Leinster leads their head to head match-up 3-0 although the 2010-11 pool victories have little to no relevance. Leinster beat Saracens 30-19 in last year’s quarterfinals but that win happened at the Aviva Stadium and Saracens was probably suffering from a post-Lions hangover. As far as rugby betting is concerned, Saracens are the favorite to win the Heineken Champions Cup. But it’s not going to be easy against a team seeking history.
This year’s showdown will not only take place at the neutral St. James Park but comes at the back of the English victory over Dublin during the opening day of the Six Nations. Didn’t we see the effect of that during the rest of the tournament? More importantly, Saracens will have revenge on their minds and they are in good form, judging from their masterful win over Munster.

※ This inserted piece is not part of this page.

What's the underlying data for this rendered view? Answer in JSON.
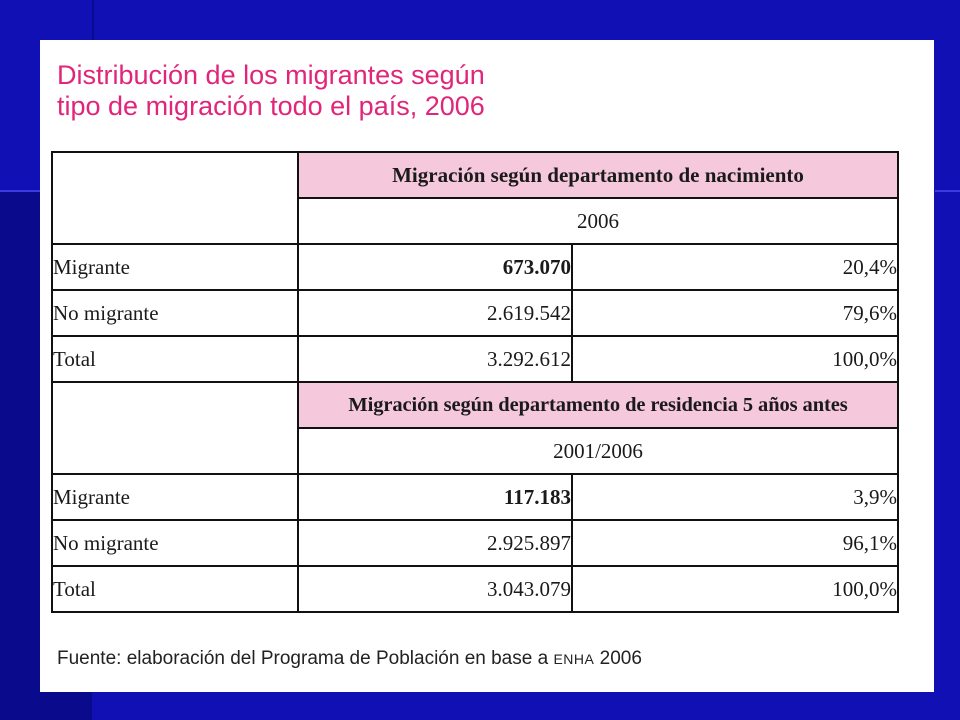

Saracens will also have Billy Vunipola back. Vunipola didn’t play for them last year and he’s a very important player for them. On the other side, Johnny Sexton was excellent in directing Leinster around the pitch in the semifinals. Sexton’s 12-point haul made him the man of the match in what was his first appearance for Leinster during this calendar year and his first game since the Six Nations.
Aerial bombardment set the tone for Saracens during their semi-final game against Munster. With the power they have on their team, it would be hard to beat them if you’re just constantly defending. To beat Saracens, Leinster must take it to them by firing shots and managing possessions. No doubt it’s going to be a tough challenge for Leinster but they are champions for a reason.
Leinster’s surgical disposal of four-time winner Toulouse is equally impressive. But Leinster will have a bigger motivation as they are aiming to become the first team to win five Heineken Champions Cup titles. Leinster looked good against Toulouse but they may not have even played their best and that’s what’s scary.